Dans le secteur du bâtiment et des travaux publics, le devoir d’information revêt une importance accrue en raison du mécanisme de réception des travaux et des garanties spécifiques (garantie décennale, garantie de parfait achèvement). Le cédant doit informer le factor des réserves émises lors de la réception des travaux, ces réserves pouvant justifier la suspension du paiement par le maître d’ouvrage. La Cour d’appel de Versailles, dans un arrêt du 14 mars 2019, a ainsi retenu la responsabilité d’une entreprise de construction qui avait cédé des créances sans informer le factor des nombreuses réserves formulées par le client lors de la réception.

Le secteur de l’industrie présente la particularité des contrats à exécution successive ou des contrats-cadres. Le cédant doit porter une attention particulière à l’information relative aux clauses de révision de prix, aux pénalités contractuelles ou aux mécanismes de compensation prévus dans ces contrats complexes. Un arrêt de la Cour de cassation du 12 juin 2018 (Cass. com., 12 juin 2018, n°16-25.058) a sanctionné un équipementier automobile qui n’avait pas informé le factor de l’existence d’une clause de compensation automatique dans son contrat avec un constructeur.
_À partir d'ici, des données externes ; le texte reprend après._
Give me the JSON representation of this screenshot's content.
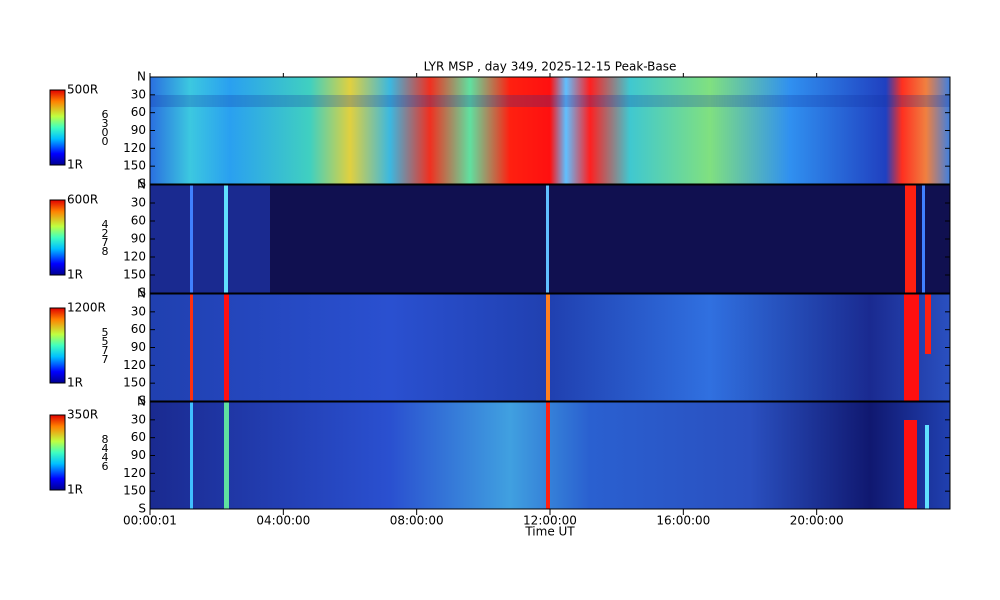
{
  "chart_data": [
    {
      "type": "heatmap",
      "title": "LYR MSP , day 349, 2025-12-15 Peak-Base",
      "channel": "6300",
      "ylim": [
        0,
        180
      ],
      "yticks": [
        {
          "value": 0,
          "label": "N"
        },
        30,
        60,
        90,
        120,
        150,
        {
          "value": 180,
          "label": "S"
        }
      ],
      "clim": [
        1,
        500
      ],
      "cticks": [
        {
          "value": 1,
          "label": "1R"
        },
        {
          "value": 500,
          "label": "500R"
        }
      ]
    },
    {
      "type": "heatmap",
      "channel": "4278",
      "ylim": [
        0,
        180
      ],
      "yticks": [
        {
          "value": 0,
          "label": "N"
        },
        30,
        60,
        90,
        120,
        150,
        {
          "value": 180,
          "label": "S"
        }
      ],
      "clim": [
        1,
        600
      ],
      "cticks": [
        {
          "value": 1,
          "label": "1R"
        },
        {
          "value": 600,
          "label": "600R"
        }
      ]
    },
    {
      "type": "heatmap",
      "channel": "5577",
      "ylim": [
        0,
        180
      ],
      "yticks": [
        {
          "value": 0,
          "label": "N"
        },
        30,
        60,
        90,
        120,
        150,
        {
          "value": 180,
          "label": "S"
        }
      ],
      "clim": [
        1,
        1200
      ],
      "cticks": [
        {
          "value": 1,
          "label": "1R"
        },
        {
          "value": 1200,
          "label": "1200R"
        }
      ]
    },
    {
      "type": "heatmap",
      "channel": "8446",
      "ylim": [
        0,
        180
      ],
      "yticks": [
        {
          "value": 0,
          "label": "N"
        },
        30,
        60,
        90,
        120,
        150,
        {
          "value": 180,
          "label": "S"
        }
      ],
      "clim": [
        1,
        350
      ],
      "cticks": [
        {
          "value": 1,
          "label": "1R"
        },
        {
          "value": 350,
          "label": "350R"
        }
      ],
      "x_label": "Time UT",
      "xlim": [
        0,
        86400
      ],
      "xticks": [
        {
          "value": 1,
          "label": "00:00:01"
        },
        {
          "value": 14400,
          "label": "04:00:00"
        },
        {
          "value": 28800,
          "label": "08:00:00"
        },
        {
          "value": 43200,
          "label": "12:00:00"
        },
        {
          "value": 57600,
          "label": "16:00:00"
        },
        {
          "value": 72000,
          "label": "20:00:00"
        }
      ]
    }
  ]
}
Dans le domaine des prestations intellectuelles (conseil, informatique, services), le devoir d’information porte principalement sur les conditions d’acceptation des livrables et sur les éventuelles réserves du client. La jurisprudence récente montre une sévérité particulière envers les sociétés de services qui cèdent des créances correspondant à des prestations non validées par le client (CA Paris, 25 septembre 2019).

Le commerce international constitue un terrain particulièrement sensible pour le factoring. Le cédant doit informer le factor des risques spécifiques liés à l’exportation : risque pays, conformité aux réglementations locales, existence de clauses attributives de compétence ou de clauses d’arbitrage. Dans un contexte international, la Cour de cassation a jugé, dans un arrêt du 21 novembre 2018 (n°17-17.468), qu’un exportateur avait manqué à son devoir d’information en omettant de signaler l’existence d’une procédure d’arbitrage initiée par un client étranger.

Certaines situations transversales présentent des risques accrus quant au devoir d’information. C’est notamment le cas des cessions de créances sur personnes publiques, où le cédant doit informer le factor des spécificités de la commande publique (délais de paiement, procédures de mandatement, possibilité de compensation avec des créances fiscales). De même, les créances sur des entreprises en difficulté font l’objet d’une vigilance particulière des tribunaux, qui exigent une transparence totale du cédant sur la situation du débiteur cédé.

Les bonnes pratiques préventives

Face à ces risques sectoriels, plusieurs bonnes pratiques peuvent être recommandées :

  • La mise en place de procédures internes de vérification des informations transmises au factor
  • L’élaboration de questionnaires sectoriels spécifiques lors de la phase précontractuelle
  • La désignation d’un référent factoring dans l’entreprise cédante
  • L’organisation d’audits réguliers du portefeuille de créances cédées

Ces pratiques permettent de réduire significativement le risque de manquement au devoir d’information et, par conséquent, le contentieux potentiel entre le cédant et le factor.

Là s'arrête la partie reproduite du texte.